Apple stands for ease of use and quality, and my take is that if it did indeed partner with Nuance, it made the right choice. This is because, according to SmartMoney,
Dragon (the Nuance voice engine) happens to be almost universally regarded as the best voice recognition software.
With the cognoscenti on board, Nuance appears to have the leading position in providing all forms of input as we know it. A Vulcan mind meld or telepathic texting could be next with the exotic software it produces, especially at the rapid pace technology is evolving. To insure its position, the inner sanctum of the company has reached its tentacles into the acquisition space the last few years and, as a result, is buying smaller firms. Companies like Equitrac, SVOX, Webmedx and Loquendo were obtained not only for their software, but for their patents. In the Q2 conference call, Mr. Ricci explains that the company has about 4,000 patents and patent families, and this was before absorbing the above-mentioned companies.
As we've moved from predictive text to voice activated mobile computers, one thing is apparent - not one company can do it all alone. These wireless communication devices are a symphonic whole of many efforts. "The nature of the Mobile business is changed to one where our engagements with a number of important partners has become more extensive in co-development.
I think that's a trend that will continue.
The CEO doesn't specifically cite any one partner and, in fact, seems to keep his cards close to his vest. My guess is that he is talking about Apple, but that's just conjecture.

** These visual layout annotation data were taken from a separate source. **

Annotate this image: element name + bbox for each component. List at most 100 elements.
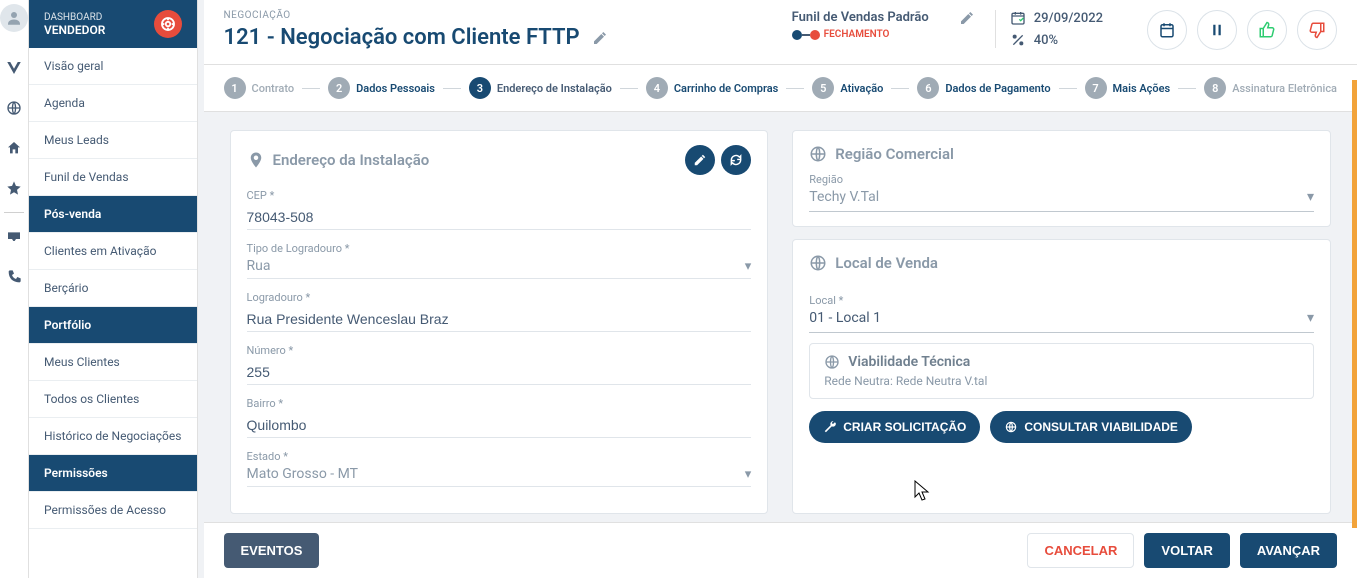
chevron-down-icon: ▾ (745, 467, 752, 482)
sidebar: DASHBOARD VENDEDOR Visão geralAgendaMeus… (29, 0, 198, 578)
thumbs-down-icon[interactable] (1297, 10, 1337, 50)
step-number: 8 (1204, 77, 1226, 99)
icon-rail (0, 0, 29, 578)
edit-address-icon[interactable] (685, 145, 715, 175)
install-address-card: Endereço da Instalação CEP * (230, 130, 769, 514)
estado-select[interactable]: Mato Grosso - MT ▾ (247, 466, 752, 487)
step-divider (302, 88, 320, 89)
step-5[interactable]: 5 Ativação (812, 77, 883, 99)
funnel-stage: FECHAMENTO (824, 29, 890, 40)
content-area: Endereço da Instalação CEP * (204, 112, 1357, 522)
cep-label: CEP * (247, 189, 752, 202)
sidebar-item-12[interactable]: Permissões de Acesso (29, 492, 197, 529)
step-8[interactable]: 8 Assinatura Eletrônica (1204, 77, 1337, 99)
location-icon (247, 151, 265, 169)
step-number: 1 (224, 77, 246, 99)
numero-input[interactable] (247, 360, 752, 385)
globe-icon (809, 254, 827, 272)
local-label: Local * (809, 294, 1314, 307)
cep-input[interactable] (247, 205, 752, 230)
pause-icon[interactable] (1197, 10, 1237, 50)
page-title: 121 - Negociação com Cliente FTTP (224, 25, 580, 50)
funnel-block: Funil de Vendas Padrão FECHAMENTO (792, 10, 939, 40)
step-2[interactable]: 2 Dados Pessoais (328, 77, 435, 99)
phone-icon[interactable] (4, 267, 24, 287)
sidebar-item-6[interactable]: Berçário (29, 270, 197, 307)
steps-bar: 1 Contrato 2 Dados Pessoais 3Endereço de Ins… (204, 65, 1357, 112)
eventos-button[interactable]: EVENTOS (224, 533, 320, 568)
viability-title: Viabilidade Técnica (848, 354, 970, 370)
funnel-title: Funil de Vendas Padrão (792, 10, 929, 25)
consultar-viabilidade-button[interactable]: CONSULTAR VIABILIDADE (990, 411, 1192, 443)
calendar-icon (1010, 10, 1026, 26)
step-label: Assinatura Eletrônica (1232, 82, 1337, 95)
rail-divider (4, 212, 24, 213)
avancar-button[interactable]: AVANÇAR (1240, 533, 1337, 568)
bairro-label: Bairro * (247, 397, 752, 410)
sidebar-item-2[interactable]: Meus Leads (29, 122, 197, 159)
sidebar-item-1[interactable]: Agenda (29, 85, 197, 122)
sidebar-header: DASHBOARD VENDEDOR (29, 0, 197, 48)
voltar-button[interactable]: VOLTAR (1144, 533, 1230, 568)
step-divider (891, 88, 909, 89)
step-number: 7 (1085, 77, 1107, 99)
local-card: Local de Venda Local * 01 - Local 1 ▾ Vi… (792, 239, 1331, 514)
sidebar-item-11[interactable]: Permissões (29, 455, 197, 492)
help-icon[interactable] (154, 10, 182, 38)
dashboard-label: DASHBOARD (44, 12, 105, 23)
step-6[interactable]: 6Dados de Pagamento (917, 77, 1050, 99)
avatar[interactable] (0, 4, 28, 32)
refresh-address-icon[interactable] (721, 145, 751, 175)
step-number: 3 (469, 77, 491, 99)
sidebar-item-10[interactable]: Histórico de Negociações (29, 418, 197, 455)
main: NEGOCIAÇÃO 121 - Negociação com Cliente … (204, 0, 1357, 578)
logradouro-input[interactable] (247, 307, 752, 332)
sidebar-item-0[interactable]: Visão geral (29, 48, 197, 85)
cancelar-button[interactable]: CANCELAR (1027, 533, 1134, 568)
local-select[interactable]: 01 - Local 1 ▾ (809, 310, 1314, 333)
criar-solicitacao-button[interactable]: CRIAR SOLICITAÇÃO (809, 411, 980, 443)
step-number: 6 (917, 77, 939, 99)
step-label: Ativação (840, 82, 883, 95)
step-number: 2 (328, 77, 350, 99)
step-number: 4 (646, 77, 668, 99)
percent-icon (1010, 32, 1026, 48)
thumbs-up-icon[interactable] (1247, 10, 1287, 50)
step-label: Contrato (252, 82, 295, 95)
step-3[interactable]: 3Endereço de Instalação (469, 77, 612, 99)
step-7[interactable]: 7Mais Ações (1085, 77, 1171, 99)
globe-icon[interactable] (4, 98, 24, 118)
bairro-input[interactable] (247, 413, 752, 438)
inbox-icon[interactable] (4, 227, 24, 247)
step-label: Carrinho de Compras (674, 82, 778, 95)
logradouro-label: Logradouro * (247, 291, 752, 304)
step-4[interactable]: 4 Carrinho de Compras (646, 77, 778, 99)
chevron-down-icon: ▾ (1307, 189, 1314, 205)
home-icon[interactable] (4, 138, 24, 158)
install-card-title: Endereço da Instalação (273, 151, 430, 169)
bottom-bar: EVENTOS CANCELAR VOLTAR AVANÇAR (204, 522, 1357, 578)
sidebar-item-5[interactable]: Clientes em Ativação (29, 233, 197, 270)
sidebar-item-7[interactable]: Portfólio (29, 307, 197, 344)
scroll-indicator (1352, 80, 1357, 528)
edit-funnel-icon[interactable] (959, 10, 975, 26)
sidebar-item-4[interactable]: Pós-venda (29, 196, 197, 233)
globe-icon (824, 354, 840, 370)
tipo-select[interactable]: Rua ▾ (247, 258, 752, 279)
sidebar-item-8[interactable]: Meus Clientes (29, 344, 197, 381)
wrench-icon (823, 420, 837, 434)
edit-title-icon[interactable] (592, 30, 608, 46)
logo-v-icon[interactable] (4, 58, 24, 78)
star-icon[interactable] (4, 178, 24, 198)
globe-icon (809, 145, 827, 163)
regiao-select[interactable]: Techy V.Tal ▾ (809, 189, 1314, 212)
step-label: Dados Pessoais (356, 82, 435, 95)
sidebar-item-3[interactable]: Funil de Vendas (29, 159, 197, 196)
info-block: 29/09/2022 40% (995, 10, 1117, 48)
step-1[interactable]: 1 Contrato (224, 77, 295, 99)
sidebar-item-9[interactable]: Todos os Clientes (29, 381, 197, 418)
chevron-down-icon: ▾ (1307, 310, 1314, 326)
calendar-action-icon[interactable] (1147, 10, 1187, 50)
step-number: 5 (812, 77, 834, 99)
role-label: VENDEDOR (44, 23, 105, 37)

In my last article on Nuance, I gave a lot of detail on its business model and in order not to be redundant, I will opt not to give a breakdown of its overall operation. A 10-K comes out once a year and I really can't add anything to the conversation that I didn't say in the last posting. However, I would like to emphasize that the company is a major player in electronic medical record transcription products and services and may be a big benefactor of the HITECH Act. The HITECH Act is part of the government's Stimulus Plan where thirty billion dollars has been slotted to modernize medical records through 2020.
Besides discussing the move from touch-tone transmissions to audio sensitive devices in the last post, I also talked about the valuation of Nuance. My belief was that it was expensive on a price/cash flow basis and since it hadn't been profitable in ten years, I was going to sit on the sidelines. Well, I'm happy to report that after a decade of being in the red, it has finally moved into the black and it looks like this trend will continue. In addition, in the seven months since the article was written, the stock has gained 33%, rising from $18 to it's current price of just about $24. Heavy-duty profits in a market that has gone nowhere in 2011.

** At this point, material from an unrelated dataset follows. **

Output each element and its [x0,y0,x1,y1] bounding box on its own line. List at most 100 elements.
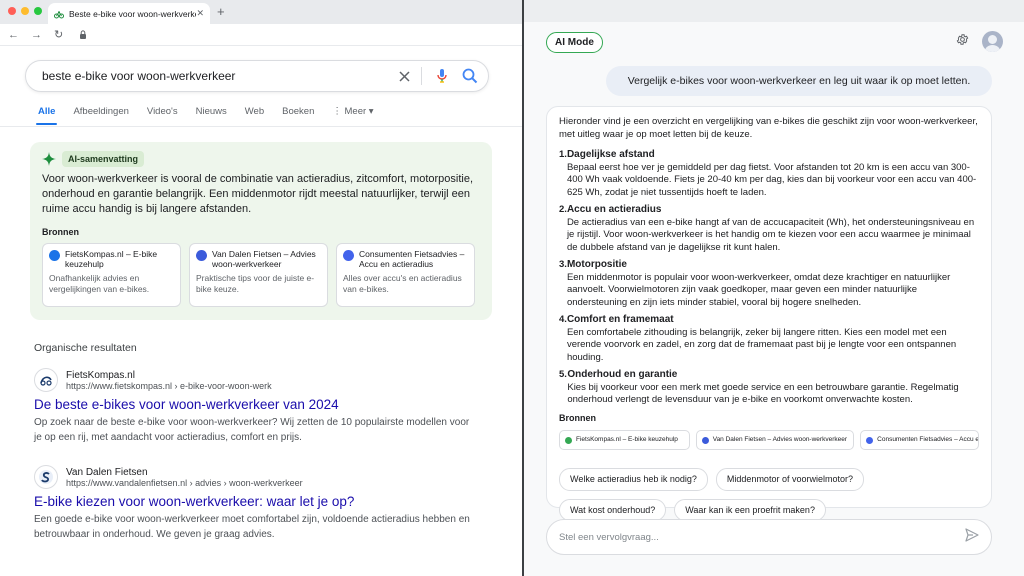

Even with the impressive gains, Nuance seems to be running on the cool side as we take its temperature. Some of this can be attributed to the lackluster market. Consensus earnings estimates on Yahoo Finance give it $1.35/share for 2011 and $1.57/share for 2012. That gives us a current P/E ratio of 18 and, going forward, a P/E ratio of 15 - very reasonable valuations for a stock that has a growth rate of 16% for next year and a five year CAGR (compound annual growth rate) of 13%. We're talking about PEG ratios at about one, which is a fire-sale price for a growth company.
Analysts seem to like the stock as much as I do. Out of the 19 companies that cover Nuance, 15 have a buy or strong buy, three say to hold the stock and only one says to sell. What Nuance probably needs to kick it into high gear is a "Qualcomm (QCOM) moment". You may remember back in the dot com bubble when a PaineWebber analyst put a $1,000 price target on the stock. Retail investors would be all over it. As is, Main Street isn't aware of Nuance because its products and services are ubiquitous. If Siri on the new iPhone 4S turns out to be a success, then that would be a marketing and public relations bonanza for the company.